The British government said it has “no plans to change daylight saving time,” meaning that for six months of every year, Ireland and Northern Ireland would be an hour apart.
Bulc did not give a clear response when asked about this issue but pointed to the fact the EU manages to “coexist” with three time zones at present.
Ireland’s Minister for Justice and Equality Charlie Flanagan said he had taken note of the commission proposal.
“There are certain aspects and consequences for us in Ireland that will require careful and detailed consideration and, therefore, I will be listening carefully to the concerns of agencies and stakeholders,” Flanagan added.
The plan still needs approval by the European Parliament and the 28 member countries but the commission, the bloc’s executive arm, hopes to bring in the change as early as next year.

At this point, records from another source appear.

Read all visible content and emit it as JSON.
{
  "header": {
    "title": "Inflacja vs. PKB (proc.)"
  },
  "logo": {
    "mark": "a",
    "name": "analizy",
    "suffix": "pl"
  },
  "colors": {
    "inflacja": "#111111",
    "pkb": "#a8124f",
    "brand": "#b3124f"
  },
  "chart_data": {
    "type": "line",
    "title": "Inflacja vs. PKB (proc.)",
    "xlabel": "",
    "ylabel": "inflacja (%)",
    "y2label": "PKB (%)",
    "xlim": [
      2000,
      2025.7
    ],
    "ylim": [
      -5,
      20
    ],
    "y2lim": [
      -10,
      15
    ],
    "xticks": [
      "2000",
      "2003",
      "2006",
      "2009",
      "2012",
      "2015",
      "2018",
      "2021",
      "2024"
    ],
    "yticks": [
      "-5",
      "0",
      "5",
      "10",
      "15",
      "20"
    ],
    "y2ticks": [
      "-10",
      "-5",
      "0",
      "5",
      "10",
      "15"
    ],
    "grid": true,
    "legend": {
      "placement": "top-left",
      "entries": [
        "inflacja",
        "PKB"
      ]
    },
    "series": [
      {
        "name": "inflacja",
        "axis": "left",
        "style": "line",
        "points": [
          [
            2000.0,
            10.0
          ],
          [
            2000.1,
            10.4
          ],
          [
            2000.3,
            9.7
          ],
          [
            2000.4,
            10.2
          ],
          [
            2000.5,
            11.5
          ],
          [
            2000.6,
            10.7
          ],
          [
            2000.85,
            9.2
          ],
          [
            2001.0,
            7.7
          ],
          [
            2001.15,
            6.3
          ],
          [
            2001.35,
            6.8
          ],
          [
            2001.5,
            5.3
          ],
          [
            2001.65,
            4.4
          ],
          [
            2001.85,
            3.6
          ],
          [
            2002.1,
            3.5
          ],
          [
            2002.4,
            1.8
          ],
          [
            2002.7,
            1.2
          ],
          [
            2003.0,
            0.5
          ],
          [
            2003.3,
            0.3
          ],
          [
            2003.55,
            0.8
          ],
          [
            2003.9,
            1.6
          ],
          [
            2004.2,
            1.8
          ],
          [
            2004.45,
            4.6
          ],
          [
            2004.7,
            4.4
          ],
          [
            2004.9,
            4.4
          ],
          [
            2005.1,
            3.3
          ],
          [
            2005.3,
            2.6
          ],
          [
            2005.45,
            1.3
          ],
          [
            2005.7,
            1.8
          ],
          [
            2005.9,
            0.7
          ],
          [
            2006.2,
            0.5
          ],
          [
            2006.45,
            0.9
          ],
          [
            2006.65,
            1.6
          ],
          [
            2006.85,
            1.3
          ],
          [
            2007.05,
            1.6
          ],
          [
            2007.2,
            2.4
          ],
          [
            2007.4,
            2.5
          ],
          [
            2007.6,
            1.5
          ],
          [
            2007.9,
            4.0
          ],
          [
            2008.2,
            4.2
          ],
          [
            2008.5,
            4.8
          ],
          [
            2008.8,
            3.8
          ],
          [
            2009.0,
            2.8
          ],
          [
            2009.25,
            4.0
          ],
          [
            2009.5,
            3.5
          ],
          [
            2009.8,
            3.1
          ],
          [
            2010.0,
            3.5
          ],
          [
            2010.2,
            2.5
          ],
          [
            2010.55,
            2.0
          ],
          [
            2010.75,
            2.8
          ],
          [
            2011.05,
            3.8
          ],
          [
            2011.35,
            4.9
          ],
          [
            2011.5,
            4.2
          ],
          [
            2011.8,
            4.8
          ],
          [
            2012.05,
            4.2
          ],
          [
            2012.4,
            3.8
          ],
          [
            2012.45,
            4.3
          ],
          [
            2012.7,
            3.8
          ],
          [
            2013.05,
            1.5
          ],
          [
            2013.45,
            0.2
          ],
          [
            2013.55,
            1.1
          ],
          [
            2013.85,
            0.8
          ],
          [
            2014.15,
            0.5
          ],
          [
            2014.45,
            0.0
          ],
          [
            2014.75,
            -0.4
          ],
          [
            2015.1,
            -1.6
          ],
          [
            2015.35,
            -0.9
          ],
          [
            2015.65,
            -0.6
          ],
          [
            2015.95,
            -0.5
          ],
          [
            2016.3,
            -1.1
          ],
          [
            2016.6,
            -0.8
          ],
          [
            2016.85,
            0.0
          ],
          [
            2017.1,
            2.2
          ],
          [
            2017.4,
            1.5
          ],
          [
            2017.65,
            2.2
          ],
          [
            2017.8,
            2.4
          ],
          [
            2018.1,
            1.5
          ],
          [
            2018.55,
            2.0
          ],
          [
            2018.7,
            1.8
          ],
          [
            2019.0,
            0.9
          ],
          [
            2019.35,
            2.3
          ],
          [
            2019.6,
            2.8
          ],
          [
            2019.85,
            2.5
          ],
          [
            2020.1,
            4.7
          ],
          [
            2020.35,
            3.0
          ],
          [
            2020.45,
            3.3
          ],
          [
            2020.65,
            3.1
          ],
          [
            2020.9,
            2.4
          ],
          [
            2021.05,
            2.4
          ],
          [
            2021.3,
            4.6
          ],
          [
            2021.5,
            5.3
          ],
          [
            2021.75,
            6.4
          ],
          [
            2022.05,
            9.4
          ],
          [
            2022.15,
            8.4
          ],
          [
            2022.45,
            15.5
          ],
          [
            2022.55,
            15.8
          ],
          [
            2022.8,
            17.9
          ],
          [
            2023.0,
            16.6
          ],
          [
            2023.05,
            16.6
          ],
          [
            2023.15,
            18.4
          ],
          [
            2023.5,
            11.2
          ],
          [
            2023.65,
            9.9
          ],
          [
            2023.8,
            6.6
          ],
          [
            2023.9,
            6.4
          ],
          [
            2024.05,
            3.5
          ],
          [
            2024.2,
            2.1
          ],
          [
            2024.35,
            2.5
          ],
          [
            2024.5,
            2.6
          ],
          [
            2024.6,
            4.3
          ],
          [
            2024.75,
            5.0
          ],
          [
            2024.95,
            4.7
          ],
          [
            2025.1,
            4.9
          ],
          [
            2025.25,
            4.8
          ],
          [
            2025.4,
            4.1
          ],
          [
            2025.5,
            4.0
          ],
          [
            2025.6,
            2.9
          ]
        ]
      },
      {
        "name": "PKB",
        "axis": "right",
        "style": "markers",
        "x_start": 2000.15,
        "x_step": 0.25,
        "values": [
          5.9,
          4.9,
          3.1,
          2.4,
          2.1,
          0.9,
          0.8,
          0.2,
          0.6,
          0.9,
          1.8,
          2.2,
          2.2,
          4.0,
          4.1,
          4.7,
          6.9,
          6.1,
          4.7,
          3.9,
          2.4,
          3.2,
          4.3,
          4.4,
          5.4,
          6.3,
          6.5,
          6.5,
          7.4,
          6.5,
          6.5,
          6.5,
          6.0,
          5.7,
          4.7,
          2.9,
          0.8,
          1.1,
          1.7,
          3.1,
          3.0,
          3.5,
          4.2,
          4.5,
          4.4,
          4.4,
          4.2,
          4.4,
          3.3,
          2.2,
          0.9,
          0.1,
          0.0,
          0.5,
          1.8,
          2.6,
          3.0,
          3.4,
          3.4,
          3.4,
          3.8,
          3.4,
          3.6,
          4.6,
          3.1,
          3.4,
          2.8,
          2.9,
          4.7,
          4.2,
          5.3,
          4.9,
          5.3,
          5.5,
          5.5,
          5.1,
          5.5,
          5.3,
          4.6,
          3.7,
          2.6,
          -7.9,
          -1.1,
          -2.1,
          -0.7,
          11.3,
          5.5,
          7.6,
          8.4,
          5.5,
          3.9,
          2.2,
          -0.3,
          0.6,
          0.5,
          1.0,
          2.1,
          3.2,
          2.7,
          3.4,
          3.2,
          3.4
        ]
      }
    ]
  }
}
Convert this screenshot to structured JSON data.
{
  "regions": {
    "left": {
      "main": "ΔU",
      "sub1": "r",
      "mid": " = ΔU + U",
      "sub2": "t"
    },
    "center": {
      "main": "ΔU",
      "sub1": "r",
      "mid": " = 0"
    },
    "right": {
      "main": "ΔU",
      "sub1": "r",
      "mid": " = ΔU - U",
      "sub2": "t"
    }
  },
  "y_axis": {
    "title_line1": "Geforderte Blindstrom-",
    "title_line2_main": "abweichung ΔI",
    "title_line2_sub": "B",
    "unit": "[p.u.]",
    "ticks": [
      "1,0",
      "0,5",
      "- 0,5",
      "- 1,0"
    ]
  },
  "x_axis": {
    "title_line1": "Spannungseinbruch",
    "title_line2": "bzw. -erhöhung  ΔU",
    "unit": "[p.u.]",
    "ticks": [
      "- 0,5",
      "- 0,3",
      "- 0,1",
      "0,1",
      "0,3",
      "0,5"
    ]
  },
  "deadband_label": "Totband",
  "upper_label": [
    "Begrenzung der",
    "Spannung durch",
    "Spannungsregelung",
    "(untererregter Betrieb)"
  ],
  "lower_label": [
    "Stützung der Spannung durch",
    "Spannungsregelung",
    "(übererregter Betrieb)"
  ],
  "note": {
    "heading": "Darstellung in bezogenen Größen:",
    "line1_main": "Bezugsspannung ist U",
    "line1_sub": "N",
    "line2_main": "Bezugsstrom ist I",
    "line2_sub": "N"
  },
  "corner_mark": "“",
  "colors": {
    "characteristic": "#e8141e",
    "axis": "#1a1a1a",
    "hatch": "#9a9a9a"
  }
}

Many European countries began changing the clock seasonally in World War I to save energy, with the practice reinforced during World War II and during the energy crisis in the 1970s.
The practice has since been harmonized across Europe, with all Europeans advancing their clock by an hour on the last Sunday of March and putting it back an hour on the last Sunday of October.
Bulc said the energy-saving justification no longer applied, while commission Vice-President Maros Sefcovic insisted: “Brussels isn’t micromanaging people’s lives for the sake of it.”